Iron Mountain said on Tuesday it will buy Recall Holdings for $2.2 billion. The move comes after its earlier bid for the document-management and data-storage company was rejected as too low, notes MarketWatch. The offer is subject to a number of conditions, including due diligence and regulatory approvals. Iron Mountain first unveiled an offer for Recall in December, then valued at about $1.8 billion, Since then, Iron Mountain’s bid has benefited from the strengthening of the U.S. dollar and more favorable tax assumptions. Under the terms of the agreement, Recall shareholders would receive 0.1722 of an Iron Mountain share for each Recall share, or have the option to receive A$8.50 (US$6.74) per Recall share in cash.

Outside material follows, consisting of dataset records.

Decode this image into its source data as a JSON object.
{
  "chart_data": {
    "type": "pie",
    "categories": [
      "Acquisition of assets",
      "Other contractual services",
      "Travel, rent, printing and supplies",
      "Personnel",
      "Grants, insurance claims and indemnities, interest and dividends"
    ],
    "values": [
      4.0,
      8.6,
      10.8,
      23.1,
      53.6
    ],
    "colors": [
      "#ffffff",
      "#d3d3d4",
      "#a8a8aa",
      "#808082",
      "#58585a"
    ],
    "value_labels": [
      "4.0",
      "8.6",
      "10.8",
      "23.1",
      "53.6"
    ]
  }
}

The total cash consideration cannot exceed A$225 million ($179 million), Iron Mountain said, according to Reuters. Atlanta, Georgia-based Recall rejected an offer of A$7 per share from Boston-based Iron Mountain in December, saying the premium was too low. Iron Mountain said on Tuesday it would establish a secondary listing on the Australian Securities Exchange once the transaction is completed.
“Our proposed transaction with Recall represents a compelling value proposition that we expect will generate significant synergies and be highly accretive after year one for both companies’ shareholders,” Iron Mountain Chief Executive Officer William Meaney said in a statement carried in Bloomberg.